You’re hitting the words too hard and missing the intent. It’s an interesting phrase because it’s a paradox. It gets at the idea that games without any resistance aren’t games*.

-Tom

* Yeah, yeah, walking simulators and visual novels, I know.

The irony here is it sounds like you are very close to unlocking the ability to respec at will for free. But since you can’t just lower the difficulty for this one fight, you risk never experiencing the rest of this amazing experience.

To each his own, everyone has the right to experience their game however they want to - which is precisely why I argue allowing the player to select and tweak their gameplay experience (mid-game), be it in Dark Souls or Pathfinder or any example in between, is almost always (with some exceptions) going to be a strictly better experience to games that do not allow this. Because everyone is different. From the amount of free time they have to their ability to fundamentally understand game mechanics, it’s just silly to assume any developer could possibly account for all of that and craft a perfect experience for everyone. So, let’s allow players to change things up rather than getting bored or frustrated (especially since that just leads to Steam refunds these days - which isn’t good for anyone, in the long run). That’s my stance.

What I’m saying is, that expectation differs for everyone.

I believe I understand what @Nesrie is saying. Is @KallDrexx getting a sense of satisfaction when he finally defeats a tough Monster at last, after three or four attempts? Or is it actually just relief disguised as satisfaction? I think a lot of times people mix the two emotions up in the moment, and then think back fondly on something that was really not very fun at the time.

No. No! I am not missing the intent, I am explaining why that the term does not work for me and a number of other people.

If I have a challenge. It does not become frustration because I didn’t overcome it the first, second or even fifth time. It becomes frustration when you wind up in a place where you think you are not going to be able to overcome come it or achieve it or you see no progress… I don’t typically get frustrated with a game like Monster Hunter because I can see progress, because i can see myself getting better or go out and get better gear, or I see where I made a mistake and can actually you know try to avoid that in the future. There are things I can do, and I know it.

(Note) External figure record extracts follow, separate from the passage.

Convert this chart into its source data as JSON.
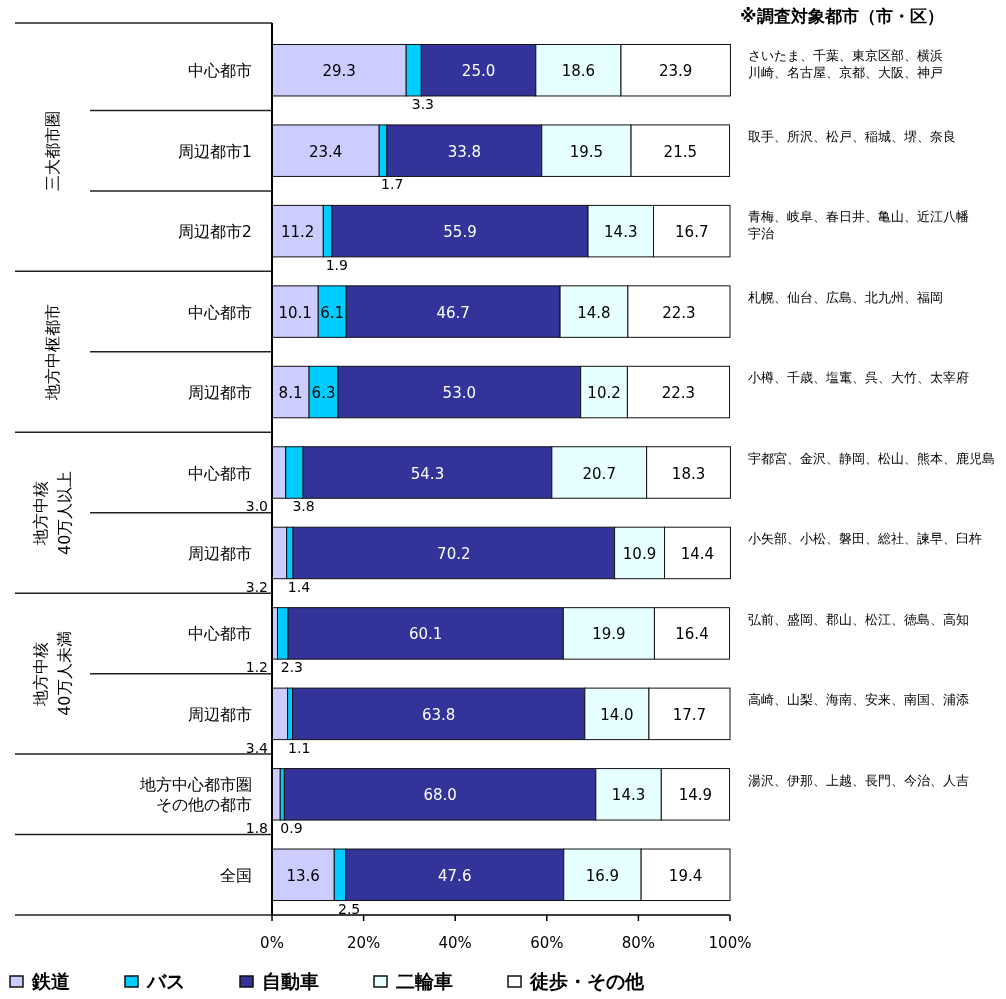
{
  "chart_data": {
    "type": "bar",
    "orientation": "horizontal",
    "stacked": true,
    "categories": [
      "中心都市",
      "周辺都市1",
      "周辺都市2",
      "中心都市",
      "周辺都市",
      "中心都市",
      "周辺都市",
      "中心都市",
      "周辺都市",
      "地方中心都市圏その他の都市",
      "全国"
    ],
    "series": [
      {
        "name": "鉄道",
        "color": "#ccccff",
        "values": [
          29.3,
          23.4,
          11.2,
          10.1,
          8.1,
          3.0,
          3.2,
          1.2,
          3.4,
          1.8,
          13.6
        ],
        "value_labels": [
          "29.3",
          "23.4",
          "11.2",
          "10.1",
          "8.1",
          "3.0",
          "3.2",
          "1.2",
          "3.4",
          "1.8",
          "13.6"
        ]
      },
      {
        "name": "バス",
        "color": "#00ccff",
        "values": [
          3.3,
          1.7,
          1.9,
          6.1,
          6.3,
          3.8,
          1.4,
          2.3,
          1.1,
          0.9,
          2.5
        ],
        "value_labels": [
          "3.3",
          "1.7",
          "1.9",
          "6.1",
          "6.3",
          "3.8",
          "1.4",
          "2.3",
          "1.1",
          "0.9",
          "2.5"
        ]
      },
      {
        "name": "自動車",
        "color": "#333399",
        "values": [
          25.0,
          33.8,
          55.9,
          46.7,
          53.0,
          54.3,
          70.2,
          60.1,
          63.8,
          68.0,
          47.6
        ],
        "value_labels": [
          "25.0",
          "33.8",
          "55.9",
          "46.7",
          "53.0",
          "54.3",
          "70.2",
          "60.1",
          "63.8",
          "68.0",
          "47.6"
        ]
      },
      {
        "name": "二輪車",
        "color": "#e6ffff",
        "values": [
          18.6,
          19.5,
          14.3,
          14.8,
          10.2,
          20.7,
          10.9,
          19.9,
          14.0,
          14.3,
          16.9
        ],
        "value_labels": [
          "18.6",
          "19.5",
          "14.3",
          "14.8",
          "10.2",
          "20.7",
          "10.9",
          "19.9",
          "14.0",
          "14.3",
          "16.9"
        ]
      },
      {
        "name": "徒歩・その他",
        "color": "#ffffff",
        "values": [
          23.9,
          21.5,
          16.7,
          22.3,
          22.3,
          18.3,
          14.4,
          16.4,
          17.7,
          14.9,
          19.4
        ],
        "value_labels": [
          "23.9",
          "21.5",
          "16.7",
          "22.3",
          "22.3",
          "18.3",
          "14.4",
          "16.4",
          "17.7",
          "14.9",
          "19.4"
        ]
      }
    ],
    "xlim": [
      0,
      100
    ],
    "xticks": [
      {
        "value": 0,
        "label": "0%"
      },
      {
        "value": 20,
        "label": "20%"
      },
      {
        "value": 40,
        "label": "40%"
      },
      {
        "value": 60,
        "label": "60%"
      },
      {
        "value": 80,
        "label": "80%"
      },
      {
        "value": 100,
        "label": "100%"
      }
    ],
    "legend": "bottom",
    "annotations": [
      "※調査対象都市（市・区）",
      "さいたま、千葉、東京区部、横浜",
      "川崎、名古屋、京都、大阪、神戸",
      "取手、所沢、松戸、稲城、堺、奈良",
      "青梅、岐阜、春日井、亀山、近江八幡",
      "宇治",
      "札幌、仙台、広島、北九州、福岡",
      "小樽、千歳、塩竃、呉、大竹、太宰府",
      "宇都宮、金沢、静岡、松山、熊本、鹿児島",
      "小矢部、小松、磐田、総社、諫早、臼杵",
      "弘前、盛岡、郡山、松江、徳島、高知",
      "高崎、山梨、海南、安来、南国、浦添",
      "湯沢、伊那、上越、長門、今治、人吉",
      "三大都市圏",
      "地方中枢都市",
      "地方中核\n40万人以上",
      "地方中核\n40万人未満"
    ]
  }
}
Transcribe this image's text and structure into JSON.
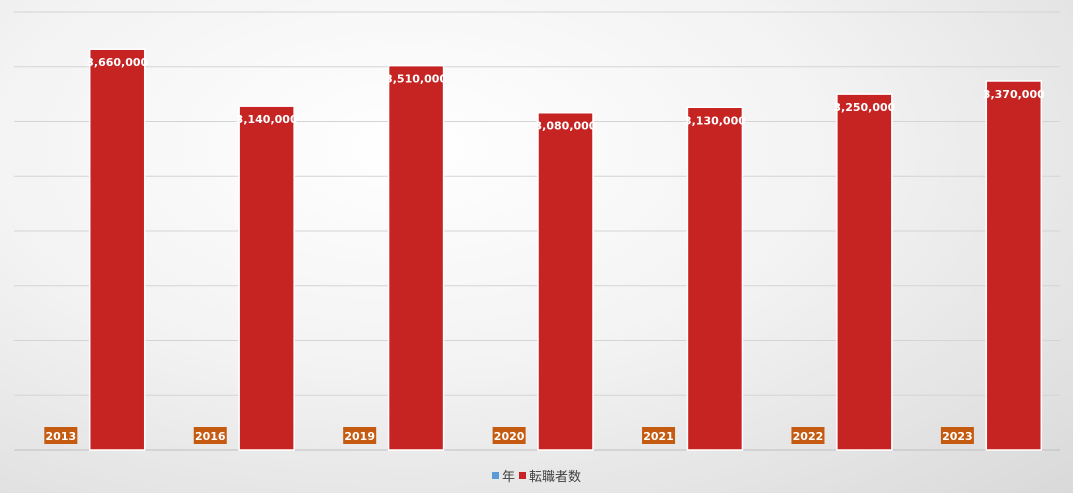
{
  "chart_data": {
    "type": "bar",
    "categories": [
      "2013",
      "2016",
      "2019",
      "2020",
      "2021",
      "2022",
      "2023"
    ],
    "series": [
      {
        "name": "年",
        "color": "#5b9bd5",
        "values": [
          2013,
          2016,
          2019,
          2020,
          2021,
          2022,
          2023
        ]
      },
      {
        "name": "転職者数",
        "color": "#c62323",
        "values": [
          3660000,
          3140000,
          3510000,
          3080000,
          3130000,
          3250000,
          3370000
        ],
        "labels": [
          "3,660,000",
          "3,140,000",
          "3,510,000",
          "3,080,000",
          "3,130,000",
          "3,250,000",
          "3,370,000"
        ]
      }
    ],
    "ylim": [
      0,
      4000000
    ],
    "grid": true,
    "legend_position": "bottom",
    "category_label_color": "#c55a11",
    "title": "",
    "xlabel": "",
    "ylabel": ""
  }
}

Some of the RPGs, especially the old ones, you get put in a situation where there is no way to win… You get this weirdo illusion that hey you have this control, make your party as you wanted, feel challenged, and then you wind up with something that seems cheap, like you had all these ways to win, more than one way to win and then they stick in say a magic puzzle in a game where you didn’t have to focus on magic just beef up and pound stuff and then bam, puzzle that only magic can solve… stuff like that.

Frustration is different from a challenge where you can try again and again but actually have hope of overcoming. Frustration is not enjoyable. Frustration is a bad outcome.

Ah, is that in the game? Asking for a friend.

As far I can tell, no one here disagrees.